Kota ini menjadi permata di mahkota Tsar Rusia, yang mencaploknya pada tahun 1783 dari Tatar Krimea, yang negara Muslimnya diperintah oleh keturunan Jenghis Khan dan bersekutu dengan Turki Ottoman.

Para tsar dan komunis memahami pentingnya kepentingan strategis Krimea dalam mengendalikan Laut Hitam, dan Nazi Jerman menduduki wilayah tersebut selama Perang Dunia II.

Diktator Soviet Joseph Stalin menuduh Tatar “berkolaborasi” dengan Nazi dan memerintahkan seluruh komunitas mereka yang berjumlah 200.000 orang dideportasi ke Asia Tengah.


“Pagi-pagi sekali, ada gedoran keras di pintu. Saya berteriak, `Bu, Ayah sudah kembali dari perang! Tapi ada dua tentara yang menyuruh kami untuk mulai berkemas,`” sejarawan Nuri Emirvaliyev, yang saat itu berusia 10 tahun, menceritakan kepada saya tentang deportasi pada tanggal 18 Mei 1944.

Lebih dari separuh dari mereka meninggal dalam perjalanan, termasuk adik perempuannya.

“Saat berhenti, tentara berteriak, `Ada yang mati? Bawa mereka keluar!`” kenang Emirvaliyev.

Para penyintas yang langka dan keturunan mereka diizinkan kembali ke Krimea pada akhir tahun 1980an hanya untuk melihat rumah mereka ditempati oleh etnis Rusia dan Ukraina dan menjadi minoritas yang tidak dipercaya dan difitnah.

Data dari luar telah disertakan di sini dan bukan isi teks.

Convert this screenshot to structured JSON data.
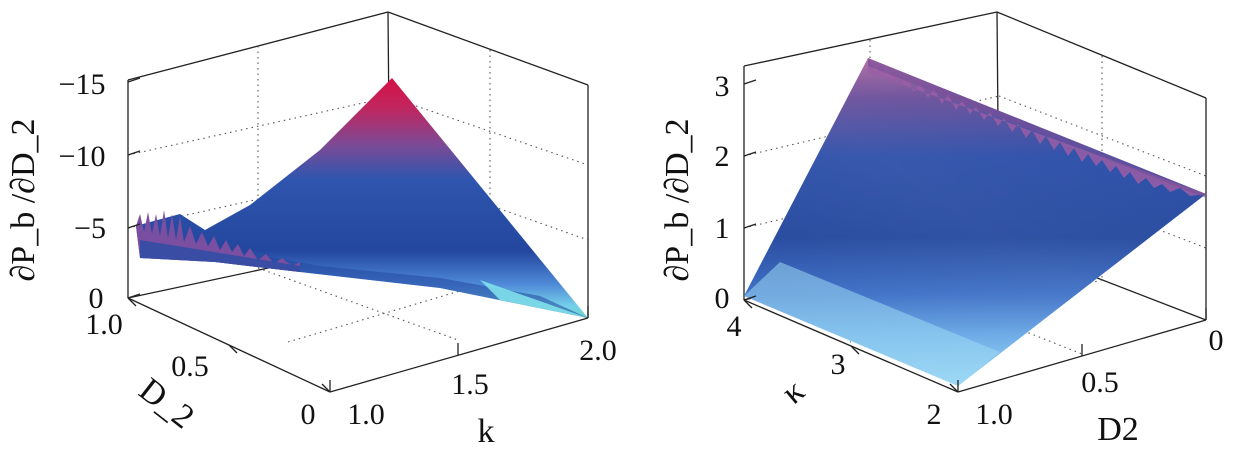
{
  "chart_data": [
    {
      "type": "surface",
      "zlabel": "∂P_b /∂D_2",
      "xlabel": "k",
      "ylabel": "D_2",
      "x_ticks": [
        "1.0",
        "1.5",
        "2.0"
      ],
      "y_ticks": [
        "0",
        "0.5",
        "1.0"
      ],
      "z_ticks": [
        "0",
        "−5",
        "−10",
        "−15"
      ],
      "xlim": [
        1.0,
        2.0
      ],
      "ylim": [
        0,
        1.0
      ],
      "zlim": [
        0,
        -15
      ],
      "surface": {
        "peak": {
          "k": 2.0,
          "D2": 1.0,
          "value": -15
        },
        "low_corner": {
          "k": 2.0,
          "D2": 0,
          "value": 0
        },
        "ridge_edge": {
          "k": 1.0,
          "D2": 1.0,
          "value": -3.5
        }
      },
      "colormap": [
        "#7ee0e8",
        "#6aa8e0",
        "#2f56b0",
        "#24489e",
        "#8a4e98",
        "#d0154a"
      ]
    },
    {
      "type": "surface",
      "zlabel": "∂P_b /∂D_2",
      "xlabel": "κ",
      "ylabel": "D2",
      "x_ticks": [
        "2",
        "3",
        "4"
      ],
      "y_ticks": [
        "1.0",
        "0.5",
        "0"
      ],
      "z_ticks": [
        "0",
        "1",
        "2",
        "3"
      ],
      "xlim": [
        2,
        4
      ],
      "ylim": [
        0,
        1.0
      ],
      "zlim": [
        0,
        3
      ],
      "surface": {
        "peak": {
          "k": 4,
          "D2": 0,
          "value": 3.3
        },
        "far_corner": {
          "k": 2,
          "D2": 0,
          "value": 1.5
        }
      },
      "colormap": [
        "#8ad2f2",
        "#5c9ae0",
        "#2f58b2",
        "#24489e",
        "#7a4e98",
        "#a86aa8"
      ]
    }
  ]
}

Krimea dijadikan bagian dari Soviet Ukraina pada tahun 1954 selama pembangunan Kanal Krimea Utara yang memungkinkan pertanian di daerah pedalaman yang gersang dan memicu pertumbuhan pusat kota.

Moskow mengubah Krimea menjadi Riviera Soviet, dan jutaan mantan warga Soviet masih mengenang liburan mereka di sana.

Setelah runtuhnya Soviet pada tahun 1991 dan kemerdekaan Ukraina, Krimea tetap didominasi penduduk berbahasa Rusia, sebagian besar penduduknya setia kepada Moskow, dan Armada Laut Hitam Rusia berpangkalan di Sevastopol.

`Mati sia-sia`

Sejak tahun 2000-an, politisi Rusia, termasuk Wali Kota Moskow Yuri Luzhkov, mulai mengunjungi Krimea dan secara terbuka mendesak penduduknya untuk “bersatu kembali” dengan Rusia.

Sementara itu, elit politik Ukraina tidak terlalu memperhatikan pembangunan di semenanjung tersebut dan membiarkan korupsi berkembang pesat, “mereka berpikir bahwa korupsi akan mengikat elit lokal dengan elit pusat,” kata analis Aleksey Kushch yang berbasis di Kyiv kepada Al Jazeera.

Namun praktik tersebut gagal pada tahun 2014, ketika elit Krimea melihat keberhasilan pemberontakan pro-Barat di Kyiv, mereka takut akan “tanggung jawab atas korupsi,” dan lebih memilih aneksasi, katanya.

Aneksasi tersebut diikuti dengan kedatangan pejabat Rusia – dan transformasi korupsi yang mewabah.

Mereka melakukan revisi besar-besaran terhadap hak kepemilikan dan mengambil alih ribuan properti, termasuk hotel tepi pantai, kebun anggur, studio film.

Alexander Strekalin, 75, menolak pengambilalihan kafetaria kecilnya di pelabuhan Yalta.

Pada bulan September 2017, dia menyiram dirinya dengan aseton, menyalakan korek api, dan meninggal tiga hari kemudian.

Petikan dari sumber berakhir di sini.